The Beast Within was a finalist for the Computer Game Developers Conference's 1996 "Best Adventure Game/RPG", "Best Script, Story or Interactive Writing" and "Best Use of Video" Spotlight Awards. However, these prizes went respectively to The Elder Scrolls II: Daggerfall, You Don't Know Jack XL and Wing Commander IV. In 1996, GamesMaster ranked the game 71st on their "Top 100 Games of All Time."

==Legacy==
In 1998, The Beast Within was adapted into a novel by Jane Jensen. The novel adaptation of the first game is a straightforward adaptation of the events of the game, an approach which Jane Jensen decided, in retrospect, was not the most successful way of introducing Gabriel Knight to a literary audience. For the second novel she "threw the whole idea of the game away and started again from scratch". Both books are out of print as of 2010. As part of her 2012 Kickstarter campaign to fund a new adventure game, Jensen offered both Gabriel Knight novels as ebooks to backers who pledge $50 or more.

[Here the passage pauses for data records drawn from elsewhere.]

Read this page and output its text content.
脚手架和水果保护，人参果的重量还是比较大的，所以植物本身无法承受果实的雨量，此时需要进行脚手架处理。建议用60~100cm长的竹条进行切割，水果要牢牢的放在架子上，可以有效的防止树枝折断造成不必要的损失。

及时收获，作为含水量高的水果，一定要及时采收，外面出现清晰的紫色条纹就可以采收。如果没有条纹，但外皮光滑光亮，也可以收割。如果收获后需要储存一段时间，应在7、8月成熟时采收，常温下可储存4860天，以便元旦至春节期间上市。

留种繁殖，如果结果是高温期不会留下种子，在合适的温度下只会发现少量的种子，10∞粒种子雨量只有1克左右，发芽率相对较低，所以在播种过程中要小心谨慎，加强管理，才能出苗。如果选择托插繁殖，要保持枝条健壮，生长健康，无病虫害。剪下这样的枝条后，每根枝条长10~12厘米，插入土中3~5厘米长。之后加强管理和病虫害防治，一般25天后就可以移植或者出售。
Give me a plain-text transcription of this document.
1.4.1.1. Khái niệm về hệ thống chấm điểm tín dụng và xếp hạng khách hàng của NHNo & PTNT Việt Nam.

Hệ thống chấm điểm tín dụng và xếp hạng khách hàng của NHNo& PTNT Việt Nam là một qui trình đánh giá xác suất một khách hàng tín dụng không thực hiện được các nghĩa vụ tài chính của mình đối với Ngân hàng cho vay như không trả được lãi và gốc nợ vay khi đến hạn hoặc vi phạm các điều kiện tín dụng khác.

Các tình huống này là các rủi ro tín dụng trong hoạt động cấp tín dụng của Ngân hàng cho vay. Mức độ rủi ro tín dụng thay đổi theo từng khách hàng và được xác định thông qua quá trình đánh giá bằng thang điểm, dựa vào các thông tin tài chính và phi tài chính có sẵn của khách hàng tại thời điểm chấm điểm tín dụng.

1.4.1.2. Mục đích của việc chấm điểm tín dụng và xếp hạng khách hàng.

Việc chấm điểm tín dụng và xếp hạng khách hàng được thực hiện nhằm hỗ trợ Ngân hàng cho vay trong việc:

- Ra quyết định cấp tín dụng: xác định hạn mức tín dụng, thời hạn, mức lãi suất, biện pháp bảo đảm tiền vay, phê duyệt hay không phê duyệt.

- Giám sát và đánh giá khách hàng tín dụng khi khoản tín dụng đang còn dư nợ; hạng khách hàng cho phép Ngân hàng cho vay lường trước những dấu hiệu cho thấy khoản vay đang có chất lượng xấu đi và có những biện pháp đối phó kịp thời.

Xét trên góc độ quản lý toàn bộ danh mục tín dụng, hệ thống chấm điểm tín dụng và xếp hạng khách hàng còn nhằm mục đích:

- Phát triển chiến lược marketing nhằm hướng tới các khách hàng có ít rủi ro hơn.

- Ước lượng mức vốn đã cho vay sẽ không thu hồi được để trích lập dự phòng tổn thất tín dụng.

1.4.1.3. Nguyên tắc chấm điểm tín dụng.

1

In 1996, Computer Gaming World named The Beast Within the 17th best computer game ever, the highest position for any graphic adventure. The editors declared Jane Jensen as "the interactive Anne Rice". In 1998, PC Gamer US declared it the 27th-best computer game ever released, and the editors wrote that it "edges out the first [game] in pure excitement and graphic splendor". In 2000, Computer Games Strategy Plus named The Beast Within one of the "10 Essential Graphic Adventures", and called it "probably the best video-based adventure game ever released". In 2011, Adventure Gamers named Gabriel Knight 2 the 3rd-best adventure game ever released.

In a 2004 retrospective review, Adventure Gamers Dan Ravipinto called The Beast Within "one of the few computer games to actually involve personal, meaningful growth in a player-character. Easily one of the best Full Motion Video games ever made".

Writing for Vice Media in 2021, Jess Morrissette credits the game's writing, acting performances, and queer themes, calling The Beast Within a "minor masterpiece in adventure gaming".